Il est même possible pour le logiciel malveillant de mettre en place une page internet factice qui poussera l’utilisateur à le renseigner avec son nom d’utilisateur et ses mots de passe ou encore vos données bancaires.

Par ailleurs, la société de sécurité informatique a aussi ajouter qu’il était possible grâce à cette faille de sécurité :

  • De pouvoir écouter l’utilisateur lorsqu’il utilise le microphone de son smartphone ;
  • Utiliser l’appareil photo pour prendre des photos à l’insu de l’utilisateur ;
  • D’espionner les messages SMS et les envoyer ;
  • Espionner et/ ou enregistrer des appels téléphoniques de l’utilisateur ;
  • Hameçonner des informations de connexion (phishing) ;
  • Accéder à la galerie photos et à plusieurs fichiers privés de l’appareil ;
  • Obtenir des informations de géolocalisation ;
  • Accéder aux numéros de vos contacts ;
  • Accéder à l’historique de vos appels.

Selon les spécialistes de la sécurité informatique, des correctifs ont été apportés pour combler cette faille de sécurité, lorsqu’il a été aperçu quel est exploité par des pirates informatiques sur des applications bancaires.

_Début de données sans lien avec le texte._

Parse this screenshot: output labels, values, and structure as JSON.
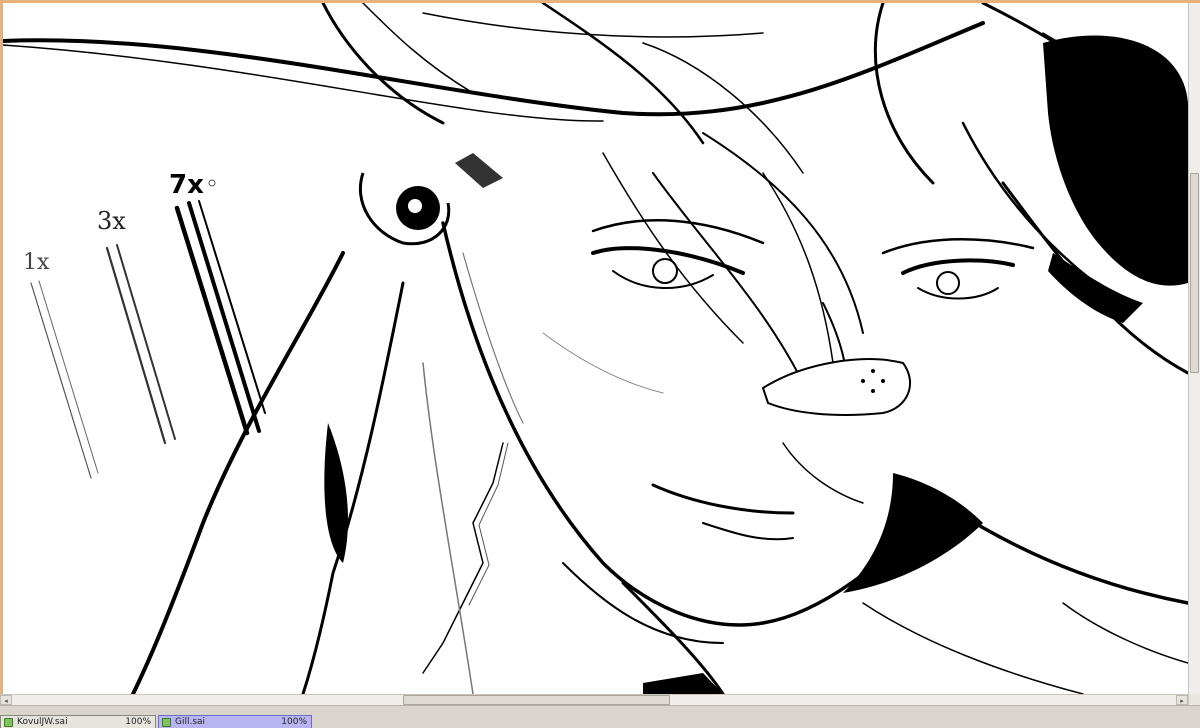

Plus de 60 institutions bancaires ont été visées par cette faille de sécurité selon la firme de cybersécurité. Le directeur technologique de Promon, un certain Tom Hansen, a notifié sa surprise a BBC, de sa découverte de 500 applications présentes sur le Play Store Store étant vulnérable à cette faille de sécurité.

LookOut, une autre entreprise ans de cybersécurité, a découvert qu’il existait plus de 36 programmes malveillants pour exploiter cette faille de sécurité.

De son côté Google assure avoir été au courant : « Nous apprécions le travail des chercheurs et nous avons suspendu les applications potentiellement nuisibles qu’ils ont identifiées. En outre, nous continuons d’enquêter afin d’améliorer la capacité de Google Play Protect à protéger les utilisateurs contre des problèmes similaires », déclare la société de Mountain View.